Another McNaughton painting, titled "The Forgotten Man," has also gotten a lot of attention. It shows an ordinary guy sitting unhappily on a bench in Washington, DC, with all of the past presidents arrayed behind him. And off to the side, there’s President Barack Obama, with his back turned and his foot on the Constitution.

The phrase the "forgotten man" was popularized by President Franklin Delano Roosevelt during the Depression, but Donald Trump used it in his victory speech after the November election, as well.

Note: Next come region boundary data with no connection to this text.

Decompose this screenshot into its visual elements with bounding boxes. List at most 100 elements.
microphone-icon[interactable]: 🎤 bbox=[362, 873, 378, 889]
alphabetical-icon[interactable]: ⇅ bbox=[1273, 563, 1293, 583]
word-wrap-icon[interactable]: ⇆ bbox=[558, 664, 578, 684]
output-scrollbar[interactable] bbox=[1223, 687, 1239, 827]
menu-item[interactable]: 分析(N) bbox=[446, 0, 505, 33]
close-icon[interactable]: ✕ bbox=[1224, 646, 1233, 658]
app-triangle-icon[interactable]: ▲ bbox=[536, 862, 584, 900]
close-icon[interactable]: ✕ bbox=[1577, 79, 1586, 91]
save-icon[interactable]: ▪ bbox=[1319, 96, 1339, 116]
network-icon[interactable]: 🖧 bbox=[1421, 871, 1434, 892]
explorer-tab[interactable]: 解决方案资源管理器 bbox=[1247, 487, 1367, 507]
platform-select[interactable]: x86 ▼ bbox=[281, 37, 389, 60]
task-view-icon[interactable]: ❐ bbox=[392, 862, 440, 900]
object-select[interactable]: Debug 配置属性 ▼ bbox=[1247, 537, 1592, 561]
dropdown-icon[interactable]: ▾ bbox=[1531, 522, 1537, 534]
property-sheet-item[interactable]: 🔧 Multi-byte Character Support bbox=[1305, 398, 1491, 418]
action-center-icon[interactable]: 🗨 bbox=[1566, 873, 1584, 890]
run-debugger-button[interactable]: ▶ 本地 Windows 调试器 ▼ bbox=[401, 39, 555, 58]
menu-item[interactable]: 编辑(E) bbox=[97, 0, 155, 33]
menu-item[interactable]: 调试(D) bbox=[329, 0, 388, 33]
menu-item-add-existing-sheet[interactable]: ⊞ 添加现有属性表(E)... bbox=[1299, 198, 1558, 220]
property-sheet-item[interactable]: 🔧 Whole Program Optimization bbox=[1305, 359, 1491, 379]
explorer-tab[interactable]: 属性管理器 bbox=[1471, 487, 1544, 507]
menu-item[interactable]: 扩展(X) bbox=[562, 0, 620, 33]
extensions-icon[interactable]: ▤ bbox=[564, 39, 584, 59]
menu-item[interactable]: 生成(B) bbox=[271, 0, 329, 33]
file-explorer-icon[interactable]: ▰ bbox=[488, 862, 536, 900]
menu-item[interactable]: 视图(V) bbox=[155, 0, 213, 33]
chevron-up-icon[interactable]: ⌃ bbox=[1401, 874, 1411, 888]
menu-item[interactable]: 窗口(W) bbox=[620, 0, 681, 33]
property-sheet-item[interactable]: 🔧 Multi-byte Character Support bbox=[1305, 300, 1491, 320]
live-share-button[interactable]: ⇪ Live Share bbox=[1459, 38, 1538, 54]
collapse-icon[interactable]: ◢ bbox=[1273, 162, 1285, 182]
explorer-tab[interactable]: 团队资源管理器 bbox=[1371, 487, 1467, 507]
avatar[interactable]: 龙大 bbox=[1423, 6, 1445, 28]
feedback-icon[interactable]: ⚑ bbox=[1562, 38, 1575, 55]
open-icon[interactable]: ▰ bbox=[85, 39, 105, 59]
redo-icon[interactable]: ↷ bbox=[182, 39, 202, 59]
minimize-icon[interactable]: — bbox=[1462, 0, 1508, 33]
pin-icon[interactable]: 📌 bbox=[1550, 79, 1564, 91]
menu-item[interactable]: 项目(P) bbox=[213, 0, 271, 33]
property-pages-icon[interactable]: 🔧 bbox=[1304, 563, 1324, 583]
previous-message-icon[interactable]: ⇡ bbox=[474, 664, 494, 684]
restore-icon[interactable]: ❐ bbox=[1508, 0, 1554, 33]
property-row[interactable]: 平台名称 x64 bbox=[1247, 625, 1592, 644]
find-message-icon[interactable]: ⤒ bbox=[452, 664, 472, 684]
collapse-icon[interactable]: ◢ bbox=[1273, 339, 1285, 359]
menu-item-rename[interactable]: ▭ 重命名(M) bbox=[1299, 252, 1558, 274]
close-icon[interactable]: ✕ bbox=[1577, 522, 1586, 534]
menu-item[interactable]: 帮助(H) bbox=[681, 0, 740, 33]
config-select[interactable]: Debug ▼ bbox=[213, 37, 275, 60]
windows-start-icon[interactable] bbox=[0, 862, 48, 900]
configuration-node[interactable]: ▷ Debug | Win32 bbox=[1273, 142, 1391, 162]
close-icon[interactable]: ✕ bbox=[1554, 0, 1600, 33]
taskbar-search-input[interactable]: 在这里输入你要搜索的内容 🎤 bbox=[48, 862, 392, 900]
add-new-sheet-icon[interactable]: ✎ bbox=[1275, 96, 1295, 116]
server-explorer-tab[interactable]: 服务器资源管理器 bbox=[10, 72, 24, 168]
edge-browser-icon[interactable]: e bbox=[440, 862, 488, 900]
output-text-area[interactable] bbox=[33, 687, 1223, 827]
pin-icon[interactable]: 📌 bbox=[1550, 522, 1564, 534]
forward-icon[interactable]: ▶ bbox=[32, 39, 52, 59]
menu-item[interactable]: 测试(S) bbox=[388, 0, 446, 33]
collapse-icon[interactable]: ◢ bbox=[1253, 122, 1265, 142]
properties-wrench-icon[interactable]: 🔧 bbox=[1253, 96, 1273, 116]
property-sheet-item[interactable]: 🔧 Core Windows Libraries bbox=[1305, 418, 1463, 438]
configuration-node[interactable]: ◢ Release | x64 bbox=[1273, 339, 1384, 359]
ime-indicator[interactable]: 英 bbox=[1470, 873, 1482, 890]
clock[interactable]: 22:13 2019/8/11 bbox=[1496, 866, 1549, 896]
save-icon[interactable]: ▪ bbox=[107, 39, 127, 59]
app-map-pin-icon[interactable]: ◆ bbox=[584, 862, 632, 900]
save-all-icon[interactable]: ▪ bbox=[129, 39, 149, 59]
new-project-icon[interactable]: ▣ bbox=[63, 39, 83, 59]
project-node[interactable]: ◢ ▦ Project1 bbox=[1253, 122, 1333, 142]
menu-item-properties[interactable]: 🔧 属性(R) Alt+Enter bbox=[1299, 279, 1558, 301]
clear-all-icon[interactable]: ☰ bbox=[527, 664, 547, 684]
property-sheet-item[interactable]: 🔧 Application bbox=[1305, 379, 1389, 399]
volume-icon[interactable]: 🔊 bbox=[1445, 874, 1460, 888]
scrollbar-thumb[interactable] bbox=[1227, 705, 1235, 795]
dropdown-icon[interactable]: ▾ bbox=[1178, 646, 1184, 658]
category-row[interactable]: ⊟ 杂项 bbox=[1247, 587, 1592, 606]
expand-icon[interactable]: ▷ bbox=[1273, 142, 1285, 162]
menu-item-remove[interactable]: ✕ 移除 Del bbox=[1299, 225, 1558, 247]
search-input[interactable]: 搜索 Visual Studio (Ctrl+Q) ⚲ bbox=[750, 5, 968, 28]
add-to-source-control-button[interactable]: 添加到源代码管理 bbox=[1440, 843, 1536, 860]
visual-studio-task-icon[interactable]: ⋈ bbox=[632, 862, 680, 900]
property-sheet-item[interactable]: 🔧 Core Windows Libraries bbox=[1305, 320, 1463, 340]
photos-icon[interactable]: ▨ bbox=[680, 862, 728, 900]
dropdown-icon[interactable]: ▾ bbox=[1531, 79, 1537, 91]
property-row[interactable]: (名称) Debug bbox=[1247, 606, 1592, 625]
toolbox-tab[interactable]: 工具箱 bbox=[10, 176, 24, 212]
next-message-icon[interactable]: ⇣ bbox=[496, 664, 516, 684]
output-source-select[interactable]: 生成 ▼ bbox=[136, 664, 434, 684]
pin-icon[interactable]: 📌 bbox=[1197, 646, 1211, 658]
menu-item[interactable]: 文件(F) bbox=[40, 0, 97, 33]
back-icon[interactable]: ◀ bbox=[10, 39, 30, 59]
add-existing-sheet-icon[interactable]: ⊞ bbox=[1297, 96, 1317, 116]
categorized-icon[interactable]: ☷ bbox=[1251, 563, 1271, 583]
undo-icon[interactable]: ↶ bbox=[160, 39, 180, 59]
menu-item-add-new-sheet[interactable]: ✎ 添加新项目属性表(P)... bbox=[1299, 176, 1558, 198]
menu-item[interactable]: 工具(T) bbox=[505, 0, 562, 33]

“I think Trump noticed something that was happening during the election,” McNaughton says. “A lot of people who didn't normally come out to vote were responding to his campaign. I've become good friends with [Fox host] Sean Hannity, who buys my paintings, and I've been talking to him about that 'Forgotten Man' painting and how important it was. I felt like it represented this time in history, from our standpoint. We started talking about my painting on his radio show. Trump, in his acceptance speech, mentioned the forgotten man and woman. It's interesting that it all kind of tied together like that.”

This article is based on an interview that aired on PRI’s Studio 360 with Kurt Andersen.